The Royals have added 25-year old left-hander Eric Stout to the bullpen, replacing the struggling Justin Grimm, who was placed on the disabled list with back stiffness. The bullpen has been a big weakness for the Royals in the first few weeks, so this could be an opportunity for Eric Stout to make an impression on the organization. So who is Eric Stout?

Stout grew up in the suburbs of Chicago, attending St. Francis High School in Wheaton. He won 14 games with 159 strikeouts in a three-year career at Butler University in Indianapolis, home of the Bulldogs.

The Royals selected him in the 13th round of the 2014 June draft in his junior year. He is the fourth Royals player from that draft to reach the big leagues - all of them left-handed pitchers (Brandon Finnegan, Eric Skoglund, Tim Hill).

Stout has pretty much always been a reliever at the professional level, with 122 of his 125 games coming in relief. He has put up solid, albeit not eye-popping numbers, at every level. In 2016, he was assigned to the Arizona Fall League where he pitched well with a 2.77 ERA and 13 whiffs in 13 innings. The next spring he reached AAA and impressed with a 2.99 ERA and 56 strikeouts in 69 1/3 innings. Lefties hit just .193/.264/.301 against him, and the performance was good enough for the Royals to add him to the 40-man roster that winter.

Drew Osborne at Royals Farm Report describes his delivery.

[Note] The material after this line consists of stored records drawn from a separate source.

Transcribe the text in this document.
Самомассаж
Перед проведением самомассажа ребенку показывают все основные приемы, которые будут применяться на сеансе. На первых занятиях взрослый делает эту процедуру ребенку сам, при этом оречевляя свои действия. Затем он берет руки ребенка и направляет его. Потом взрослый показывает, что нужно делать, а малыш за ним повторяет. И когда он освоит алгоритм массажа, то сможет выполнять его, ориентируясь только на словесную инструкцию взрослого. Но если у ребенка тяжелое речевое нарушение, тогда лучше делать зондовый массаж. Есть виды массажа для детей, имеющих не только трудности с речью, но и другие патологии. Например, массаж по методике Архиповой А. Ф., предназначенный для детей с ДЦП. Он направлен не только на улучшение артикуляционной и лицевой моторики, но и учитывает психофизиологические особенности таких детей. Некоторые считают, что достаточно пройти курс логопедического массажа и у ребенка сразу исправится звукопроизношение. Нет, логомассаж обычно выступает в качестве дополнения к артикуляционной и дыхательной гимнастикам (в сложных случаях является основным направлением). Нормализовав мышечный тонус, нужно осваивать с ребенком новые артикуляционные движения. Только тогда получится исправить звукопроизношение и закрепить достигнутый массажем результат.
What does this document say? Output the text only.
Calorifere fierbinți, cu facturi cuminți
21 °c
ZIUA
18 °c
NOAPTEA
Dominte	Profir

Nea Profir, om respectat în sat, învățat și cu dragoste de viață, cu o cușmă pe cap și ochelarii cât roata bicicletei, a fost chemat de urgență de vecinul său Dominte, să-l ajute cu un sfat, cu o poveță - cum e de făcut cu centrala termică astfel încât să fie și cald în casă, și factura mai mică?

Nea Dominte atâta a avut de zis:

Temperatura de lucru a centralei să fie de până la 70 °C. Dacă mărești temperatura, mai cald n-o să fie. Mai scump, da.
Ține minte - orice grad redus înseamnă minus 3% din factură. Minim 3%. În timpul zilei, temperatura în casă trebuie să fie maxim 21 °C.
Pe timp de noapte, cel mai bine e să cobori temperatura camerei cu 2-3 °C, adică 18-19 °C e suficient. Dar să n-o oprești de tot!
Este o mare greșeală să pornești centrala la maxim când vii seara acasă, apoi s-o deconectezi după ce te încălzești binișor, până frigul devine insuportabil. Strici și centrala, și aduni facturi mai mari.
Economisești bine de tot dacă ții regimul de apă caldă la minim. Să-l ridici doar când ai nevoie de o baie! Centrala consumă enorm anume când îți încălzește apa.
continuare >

Stout throws from a lower arm angle than most pitchers. He is part of the group of low 3/4’s LHPs the Royals covet and have been trying to stockpile. It almost looks like Stout just slings the ball at times.

Clint Scoles reports Stout throws in the 91-93 mph range with a sinker and a slider, and a change up that is the pitch “that could make Stout a major league caliber reliever.”

Stout joins a bullpen that already includes lefties such as Brian Flynn and Tim Hill. But there are definitely bullpen jobs up for grabs, and Stout provides another option for Ned Yost as he tries to sort out all the new faces.